Debussy: Suite bergamasque (1890/1895); Deux Arabesques (1888); Estampes(1903); L'isle joyeuse (1904)

Villa-Lobos: Choro No.5: Alma brasileira (1926); A Prole do bebê, Book1 (1918); Valsa da dor (1932); Festa no sertão (Ciclo brasileiro No.3) (1936)

Despite her living in London, we hear precious little of Cristina Ortiz in our concert halls, which is most certainly our loss for she is a vivacious personality, who has a lot to say when it comes to playing the piano and the interpretation of piano music. (See my recent interview with her here.) It is our great good luck then, that we were privileged to hear her tonight in this recital which formed part of the Winter International Piano Series at the Queen Elizabeth Hall.

Cristina is Brazilian born and in homage to Brazil’s best known composer, Heitor Villa–Lobos, on the occasion of the 50th anniversary of his death (something that got slightly lost because of the huge number of other anniversaries this year -  200th anniversaries for death of Haydn and the birth of Mendelssohn, the 350th anniversary of Henry Purcell’s birth and the 250th of the death of Handel, not to mention 50th anniversaries of the deaths of  Martinu, Bloch and Antheil as well as James MacMillan's actual 50th birthday)she decided that she should commemorate his work. The coupling of four Villa–Lobos pieces with early music by Debussy proved a very fortuitous choice.


We seldom hear Suite bergamasque and the Deux Arabesques in concert, I suppose because they are considered to be untypical Debussy, and they have next to no virtuoso appeal. But they are delightful pieces and when given such assured performances as they received here they emerge as rather good, and certainly worthy of a concert audience’s attention. The archaic nature of the Suite bergamasque was well captured by Cristina Ortiz, who played the four pieces quite straight, allowing the music to breathe (a favourite word of hers when discussing the interpretation of music), and this, somewhat bluff approach, also  served the final Passepied well  and allowed the famous third piece – Clair de Lune – to glow in its simple beauty.  I say that she played them straight but I must mention that she often used a rubato so subtle and natural that it felt just right, and didn’t, at any time, interfere with the music’s progress. The Deux Arabesques, whilst less important pieces musically, were played with a delicacy and insight which made them seem like special blooms, rather than the page fillers they so often seem to become.
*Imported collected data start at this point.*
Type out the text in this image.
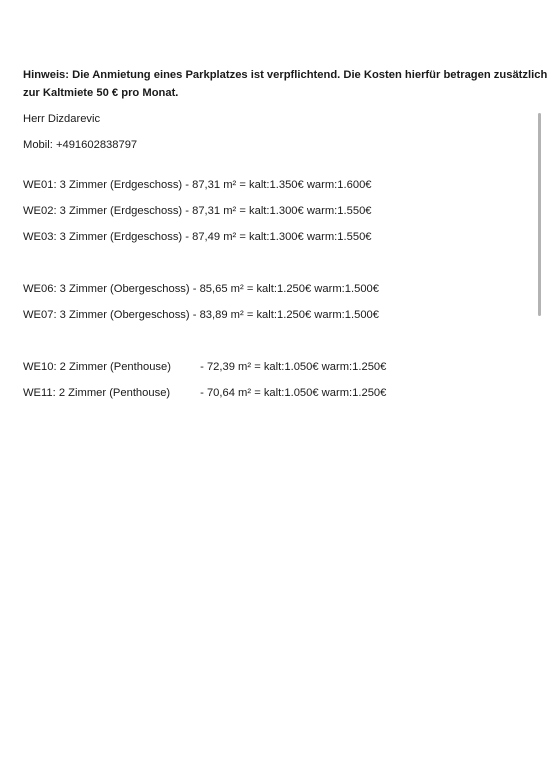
Hinweis: Die Anmietung eines Parkplatzes ist verpflichtend. Die Kosten hierfür betragen zusätzlich

zur Kaltmiete 50 € pro Monat.

Herr Dizdarevic

Mobil: +491602838797

WE01: 3 Zimmer (Erdgeschoss) - 87,31 m² = kalt:1.350€ warm:1.600€

WE02: 3 Zimmer (Erdgeschoss) - 87,31 m² = kalt:1.300€ warm:1.550€

WE03: 3 Zimmer (Erdgeschoss) - 87,49 m² = kalt:1.300€ warm:1.550€

WE06: 3 Zimmer (Obergeschoss) - 85,65 m² = kalt:1.250€ warm:1.500€

WE07: 3 Zimmer (Obergeschoss) - 83,89 m² = kalt:1.250€ warm:1.500€

WE10: 2 Zimmer (Penthouse) - 72,39 m² = kalt:1.050€ warm:1.250€

WE11: 2 Zimmer (Penthouse) - 70,64 m² = kalt:1.050€ warm:1.250€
Estampes is one of Debussy’s travelogue pieces: he visits China, Spain and his homeland in three very distinct miniatures. Ms Ortiz was particularly successful in the Soirée dans Grenade, giving the habanera rhythm a special lilt, and the final Jardins sous la pluie positively showered us with the falling rain. L'isle joyeuse was breathtaking in its virtuosity and a restrained approach made the final build to the conclusion all the more exciting and climactic. This was a fine first half.

After the interval we had the four works by Villa–Lobos, who despite living in Paris during the 1920s and 1930s never lost his heritage and composed music of a Brazilian nature all his life. Of course, he’s by no means the dreamer that  Debussy was;  he’s much more in–yer–face, as they say, but he’s also full of the idea of dancin’ in the street, exemplified in the song by William “Mickey” Stevenson and Marvin Gaye:

All we need is music, sweet music
There'll be music everywhere
There'll be swingin', swayin' and records playin'
And dancin' in the streets

And with Villa–Lobos there certainly is much swingin’ and swayin’ in his music.

The audience seemed a trifle confused with Alma brasileira, feeling unsure as to where it ended and Book1 of A Prole do bebê began; however, once that started it couldn’t be mistaken for anything else. This must be one of Villa–Lobos’s best known pieces for Cristina Ortiz recorded it on one of her first LPs (a 1974 performance now available on a 2 CD set devoted to the music of Villa–Lobos; EMI 381 5292) and the eight pieces, although being too similar in tone and setting – the work does lack the distinction and variety of Debussy’s Children’s Corner Suite – are most enjoyable, and act as a good an introduction to Villa–Lobos as  any, as indeed, did all the pieces heard tonight. Valsa da dor was very pleasing but it was Festa no sertão that really caught everyone’s attention. This is a real rave of a piece, full of the dance and good times. Ms Ortiz couldn’t have chosen a better conclusion for this recital which was totally enjoyable. It  made us think of some old friends in a different way and introduced us to some pieces with which to become friends.


We were treated to three encores, introduced from the stage. First, to celebrate the 20th anniversary of the fall of the Berlin Wall, a Brahms Intermezzo in A from op.118, which was full of hope. A brief and energetic Brazilian piece followed – was it by Frutuoso Vianna? - and  to end in memory of the Spanish Catalan pianist Alicia de Larrocha  who died in September, we heard Quejas, ó la Maja y el Ruiseñor (The Maiden and the Nightingale) from the Suite Goyescas (1911) by Enrique Granados.  Here we heard the most sublime playing, with sustained pianissimo and a beauty of line. All in all, a most wonderful recital.